Report: US firms profitable in China, concerned about policies

The majority of U.S. companies remain profitable in the China market, but increasing local competition and rising costs are pressuring profit margins, according to a new survey.

The U.S.-China Business Council (USCBC) said Monday that nearly 50 percent of survey respondents reported double-digit revenue expansion — fewer than in prior years, but still strong results compared with other global markets. 

{mosads}“The China market continues to deliver important revenue opportunities for American companies, even as GDP growth moderates,” said USCBC President John Frisbie. 

The central concern around the increasing competition from China’s domestic industry resides in the preferential treatment received by Chinese state-owned enterprises.

“The survey data shows again that nationality trumps ownership, Chinese companies, whether state-owned or private, receive benefits that foreign companies do not,” the report said.

Meanwhile, the optimism of U.S. firms doing business in China is being tempered by policy uncertainty on intellectual property protections and enforcement of new antitrust laws that appear to focus more on foreign competitors. 

“While both foreign and domestic companies are being investigated, foreign companies appear to be facing increasing scrutiny,” Frisbie said.

All told, 86 percent of survey respondents are concerned about the lack of transparency, due process and other issues surrounding competition-related investigations.

U.S. firms say they continue to limit their operations and intellectual property exposure in China because of the lack of protections while little progress is being made on much-needed policy changes.
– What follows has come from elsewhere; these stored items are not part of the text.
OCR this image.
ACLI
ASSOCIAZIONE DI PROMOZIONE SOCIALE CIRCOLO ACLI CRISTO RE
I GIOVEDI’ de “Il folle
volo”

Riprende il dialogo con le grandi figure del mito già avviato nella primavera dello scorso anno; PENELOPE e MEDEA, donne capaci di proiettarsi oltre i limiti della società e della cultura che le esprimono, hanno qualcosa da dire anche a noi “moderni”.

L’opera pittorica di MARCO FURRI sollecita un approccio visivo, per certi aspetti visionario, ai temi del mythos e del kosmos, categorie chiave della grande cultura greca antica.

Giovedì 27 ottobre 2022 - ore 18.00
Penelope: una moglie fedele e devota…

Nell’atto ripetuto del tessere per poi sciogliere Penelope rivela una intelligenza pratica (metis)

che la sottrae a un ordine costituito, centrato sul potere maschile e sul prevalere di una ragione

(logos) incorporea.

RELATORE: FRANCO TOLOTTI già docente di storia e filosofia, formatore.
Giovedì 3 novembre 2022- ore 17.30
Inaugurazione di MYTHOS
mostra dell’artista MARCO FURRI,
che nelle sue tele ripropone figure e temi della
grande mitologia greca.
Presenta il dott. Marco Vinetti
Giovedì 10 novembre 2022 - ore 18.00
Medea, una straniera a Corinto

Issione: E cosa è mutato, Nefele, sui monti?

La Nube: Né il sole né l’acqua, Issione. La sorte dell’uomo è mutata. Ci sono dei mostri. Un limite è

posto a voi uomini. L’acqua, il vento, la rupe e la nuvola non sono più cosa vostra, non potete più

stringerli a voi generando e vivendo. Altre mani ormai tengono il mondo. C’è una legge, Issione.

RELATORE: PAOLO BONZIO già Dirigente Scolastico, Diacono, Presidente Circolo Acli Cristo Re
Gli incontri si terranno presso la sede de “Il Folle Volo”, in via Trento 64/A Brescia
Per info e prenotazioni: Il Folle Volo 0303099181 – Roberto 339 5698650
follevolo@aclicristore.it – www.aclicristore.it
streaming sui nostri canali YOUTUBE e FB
Overall, companies have seen few tangible effects so far from China’s economic reforms and report little improvement in any of the top 10 issues over the past year, which is holding back any plans to expand. 

Half of the companies plan to boost resources in China in the next 12 months, down from almost 75 percent three years ago.

Also, retaining good workers is being complicated by China’s environmental pollution with 40 percent of companies reporting that air pollution has made it difficult to retain or assign expatriate staff to China.

Pollution has also increased the use of sick leave among those workers.

The business environment survey provides an annual assessment and lists the top 10 challenges faced by U.S. companies operating in China.